Kansas City students get cash for good grades

? The Kansas City school district is offering cash for good grades, two years after the district began paying students to attend summer school.

Students who maintained at least a C average in summer school will receive Visa gift cards this week along with those who rarely or never missed a day of school. The gift cards are valued as high as $150.

Education experts say the move makes Kansas City the first large school district in the nation to pay students for good grades.

Some education experts are skeptical of the incentive program, but the district has seen summer school enrollment rise, attendance improve and state funding increase.

During the 2001 summer sessions, before the gift card program was introduced, enrollment was 8,400 and the attendance rate was 79 percent. This year, 14,500 students attended summer school 91 percent of the time.

“We got what we wanted in terms of attendance, and now we want the academics,” said Sugar Lee Lewis, director of admissions for the district.

The program is not a cheap one.
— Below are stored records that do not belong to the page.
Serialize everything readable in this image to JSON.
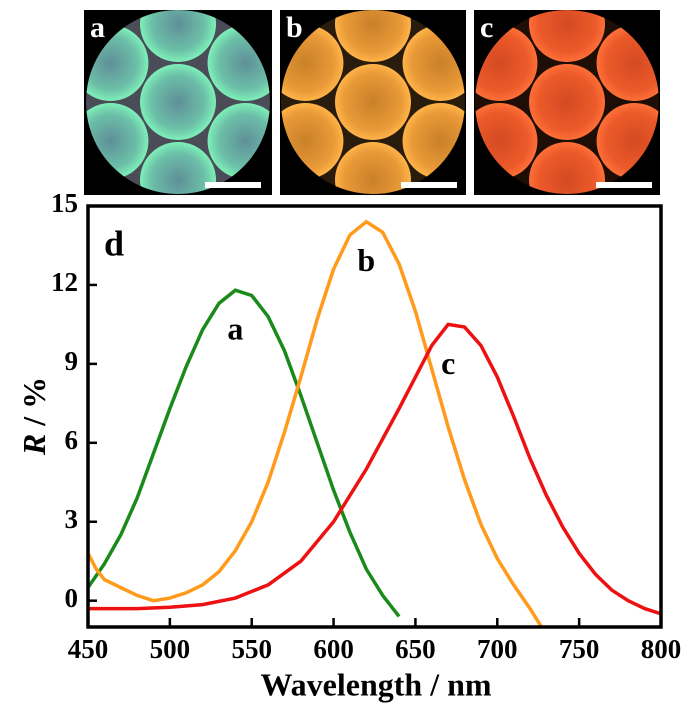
{
  "chart_data": {
    "type": "line",
    "panels": [
      {
        "label": "a"
      },
      {
        "label": "b"
      },
      {
        "label": "c"
      }
    ],
    "panel_label": "d",
    "xlabel": "Wavelength / nm",
    "ylabel_symbol": "R",
    "ylabel_unit": "/ %",
    "xlim": [
      450,
      800
    ],
    "xticks": [
      450,
      500,
      550,
      600,
      650,
      700,
      750,
      800
    ],
    "ylim": [
      -1,
      15
    ],
    "yticks": [
      0,
      3,
      6,
      9,
      12,
      15
    ],
    "series": [
      {
        "name": "a",
        "color": "#1a8a1a",
        "x": [
          450,
          460,
          470,
          480,
          490,
          500,
          510,
          520,
          530,
          540,
          550,
          560,
          570,
          580,
          590,
          600,
          610,
          620,
          630,
          640
        ],
        "values": [
          0.5,
          1.4,
          2.5,
          3.9,
          5.6,
          7.3,
          8.9,
          10.3,
          11.3,
          11.8,
          11.6,
          10.8,
          9.5,
          7.8,
          6.0,
          4.2,
          2.6,
          1.2,
          0.2,
          -0.6
        ]
      },
      {
        "name": "b",
        "color": "#ff9a1a",
        "x": [
          450,
          455,
          460,
          470,
          480,
          490,
          500,
          510,
          520,
          530,
          540,
          550,
          560,
          570,
          580,
          590,
          600,
          610,
          620,
          630,
          640,
          650,
          660,
          670,
          680,
          690,
          700,
          710,
          720,
          727
        ],
        "values": [
          1.8,
          1.2,
          0.8,
          0.5,
          0.2,
          0.0,
          0.1,
          0.3,
          0.6,
          1.1,
          1.9,
          3.0,
          4.5,
          6.4,
          8.5,
          10.7,
          12.6,
          13.9,
          14.4,
          14.0,
          12.8,
          11.0,
          8.8,
          6.6,
          4.6,
          2.9,
          1.6,
          0.6,
          -0.3,
          -1.0
        ]
      },
      {
        "name": "c",
        "color": "#ee1111",
        "x": [
          450,
          480,
          500,
          520,
          540,
          560,
          580,
          600,
          620,
          640,
          650,
          660,
          670,
          680,
          690,
          700,
          710,
          720,
          730,
          740,
          750,
          760,
          770,
          780,
          790,
          800
        ],
        "values": [
          -0.3,
          -0.3,
          -0.25,
          -0.15,
          0.1,
          0.6,
          1.5,
          3.0,
          5.0,
          7.3,
          8.5,
          9.7,
          10.5,
          10.4,
          9.7,
          8.5,
          7.0,
          5.4,
          4.0,
          2.8,
          1.8,
          1.0,
          0.4,
          0.0,
          -0.3,
          -0.5
        ]
      }
    ]
  }
}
The district has spent $1.4 million this year for gift cards going to 13,000 students.

But district officials say increased aid from the state — twice as high in the summer as the regular school year, and dependent on the number of students — means their schools will still net an extra $10 million after summer school costs.
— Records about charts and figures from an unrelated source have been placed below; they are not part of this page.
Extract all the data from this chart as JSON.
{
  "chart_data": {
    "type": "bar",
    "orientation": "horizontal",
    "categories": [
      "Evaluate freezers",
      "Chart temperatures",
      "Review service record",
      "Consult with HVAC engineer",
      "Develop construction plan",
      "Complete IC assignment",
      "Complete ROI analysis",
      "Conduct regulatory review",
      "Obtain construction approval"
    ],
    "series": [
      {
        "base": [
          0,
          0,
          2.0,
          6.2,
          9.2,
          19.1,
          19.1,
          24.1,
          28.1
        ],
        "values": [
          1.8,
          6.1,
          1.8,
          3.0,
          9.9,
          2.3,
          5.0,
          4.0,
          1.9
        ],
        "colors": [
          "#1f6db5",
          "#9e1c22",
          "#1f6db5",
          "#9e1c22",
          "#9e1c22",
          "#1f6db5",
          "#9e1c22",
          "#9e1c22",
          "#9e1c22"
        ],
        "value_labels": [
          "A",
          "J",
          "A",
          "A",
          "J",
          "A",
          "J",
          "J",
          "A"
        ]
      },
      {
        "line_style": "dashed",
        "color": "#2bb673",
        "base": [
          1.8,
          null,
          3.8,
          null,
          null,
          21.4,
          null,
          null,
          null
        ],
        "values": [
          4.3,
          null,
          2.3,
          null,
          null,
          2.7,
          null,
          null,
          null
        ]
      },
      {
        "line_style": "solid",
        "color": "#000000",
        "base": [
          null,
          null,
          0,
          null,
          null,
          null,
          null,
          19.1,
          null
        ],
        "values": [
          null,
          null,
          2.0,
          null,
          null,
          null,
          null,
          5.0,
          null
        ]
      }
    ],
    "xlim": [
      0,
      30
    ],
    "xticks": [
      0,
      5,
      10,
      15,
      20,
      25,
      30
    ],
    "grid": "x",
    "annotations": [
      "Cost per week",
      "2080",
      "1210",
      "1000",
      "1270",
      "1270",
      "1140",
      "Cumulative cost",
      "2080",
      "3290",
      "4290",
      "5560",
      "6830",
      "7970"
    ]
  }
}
“We’ve run into a lot of dead ends in trying to help low-income kids improve their performance,” said Jay Greene, a senior fellow at the Manhattan Institute for Policy Research. “Overall, it is an attractive idea.”

Zattura Sims-El, of the Washington advocacy group the Education Trust, wasn’t so sure.
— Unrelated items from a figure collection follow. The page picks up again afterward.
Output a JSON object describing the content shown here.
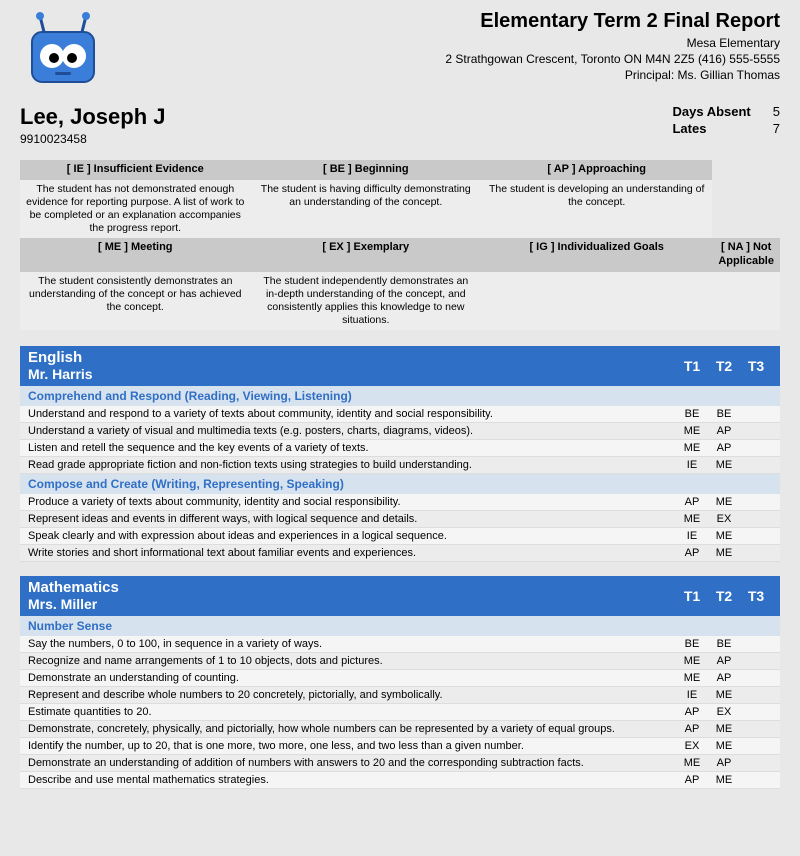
{
  "header": {
    "report_title": "Elementary Term 2 Final Report",
    "school_name": "Mesa Elementary",
    "school_address": "2 Strathgowan Crescent, Toronto ON M4N 2Z5 (416) 555-5555",
    "principal_line": "Principal: Ms. Gillian Thomas"
  },
  "logo": {
    "body_color": "#3b7ed9",
    "dark_color": "#1f4e99",
    "eye_white": "#ffffff",
    "eye_black": "#000000"
  },
  "student": {
    "name": "Lee, Joseph J",
    "id": "9910023458"
  },
  "attendance": {
    "days_absent_label": "Days Absent",
    "days_absent_value": "5",
    "lates_label": "Lates",
    "lates_value": "7"
  },
  "legend": {
    "row1": [
      {
        "code": "[ IE ] Insufficient Evidence",
        "desc": "The student has not demonstrated enough evidence for reporting purpose. A list of work to be completed or an explanation accompanies the progress report."
      },
      {
        "code": "[ BE ] Beginning",
        "desc": "The student is having difficulty demonstrating an understanding of the concept."
      },
      {
        "code": "[ AP ] Approaching",
        "desc": "The student is developing an understanding of the concept."
      }
    ],
    "row2": [
      {
        "code": "[ ME ] Meeting",
        "desc": "The student consistently demonstrates an understanding of the concept or has achieved the concept."
      },
      {
        "code": "[ EX ] Exemplary",
        "desc": "The student independently demonstrates an in-depth understanding of the concept, and consistently applies this knowledge to new situations."
      },
      {
        "code": "[ IG ] Individualized Goals",
        "desc": ""
      },
      {
        "code": "[ NA ] Not Applicable",
        "desc": ""
      }
    ]
  },
  "terms": [
    "T1",
    "T2",
    "T3"
  ],
  "subjects": [
    {
      "name": "English",
      "teacher": "Mr. Harris",
      "strands": [
        {
          "title": "Comprehend and Respond (Reading, Viewing, Listening)",
          "outcomes": [
            {
              "desc": "Understand and respond to a variety of texts about community, identity and social responsibility.",
              "g": [
                "BE",
                "BE",
                ""
              ]
            },
            {
              "desc": "Understand a variety of visual and multimedia texts (e.g. posters, charts, diagrams, videos).",
              "g": [
                "ME",
                "AP",
                ""
              ]
            },
            {
              "desc": "Listen and retell the sequence and the key events of a variety of texts.",
              "g": [
                "ME",
                "AP",
                ""
              ]
            },
            {
              "desc": "Read grade appropriate fiction and non-fiction texts using strategies to build understanding.",
              "g": [
                "IE",
                "ME",
                ""
              ]
            }
          ]
        },
        {
          "title": "Compose and Create (Writing, Representing, Speaking)",
          "outcomes": [
            {
              "desc": "Produce a variety of texts about community, identity and social responsibility.",
              "g": [
                "AP",
                "ME",
                ""
              ]
            },
            {
              "desc": "Represent ideas and events in different ways, with logical sequence and details.",
              "g": [
                "ME",
                "EX",
                ""
              ]
            },
            {
              "desc": "Speak clearly and with expression about ideas and experiences in a logical sequence.",
              "g": [
                "IE",
                "ME",
                ""
              ]
            },
            {
              "desc": "Write stories and short informational text about familiar events and experiences.",
              "g": [
                "AP",
                "ME",
                ""
              ]
            }
          ]
        }
      ]
    },
    {
      "name": "Mathematics",
      "teacher": "Mrs. Miller",
      "strands": [
        {
          "title": "Number Sense",
          "outcomes": [
            {
              "desc": "Say the numbers, 0 to 100, in sequence in a variety of ways.",
              "g": [
                "BE",
                "BE",
                ""
              ]
            },
            {
              "desc": "Recognize and name arrangements of 1 to 10 objects, dots and pictures.",
              "g": [
                "ME",
                "AP",
                ""
              ]
            },
            {
              "desc": "Demonstrate an understanding of counting.",
              "g": [
                "ME",
                "AP",
                ""
              ]
            },
            {
              "desc": "Represent and describe whole numbers to 20 concretely, pictorially, and symbolically.",
              "g": [
                "IE",
                "ME",
                ""
              ]
            },
            {
              "desc": "Estimate quantities to 20.",
              "g": [
                "AP",
                "EX",
                ""
              ]
            },
            {
              "desc": "Demonstrate, concretely, physically, and pictorially, how whole numbers can be represented by a variety of equal groups.",
              "g": [
                "AP",
                "ME",
                ""
              ]
            },
            {
              "desc": "Identify the number, up to 20, that is one more, two more, one less, and two less than a given number.",
              "g": [
                "EX",
                "ME",
                ""
              ]
            },
            {
              "desc": "Demonstrate an understanding of addition of numbers with answers to 20 and the corresponding subtraction facts.",
              "g": [
                "ME",
                "AP",
                ""
              ]
            },
            {
              "desc": "Describe and use mental mathematics strategies.",
              "g": [
                "AP",
                "ME",
                ""
              ]
            }
          ]
        }
      ]
    }
  ],
  "colors": {
    "page_bg": "#e8e8e8",
    "subject_header_bg": "#2f6fc5",
    "strand_header_bg": "#d7e2ef",
    "strand_header_text": "#2f6fc5",
    "legend_header_bg": "#c9c9c9",
    "legend_desc_bg": "#ededed"
  }
}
Giving students money “sends the wrong kind of message,” she said, “that kids have to be bought in order to get good grades.”

Earning a C average, she added, “is a very low bar.”

Still, many students — and their parents — applauded the program.

“She’s excited about having her own little credit card with her money,” said Charla Braden, whose 7-year-old daughter, Brooke, earned a $75 gift card. “We worked really hard.”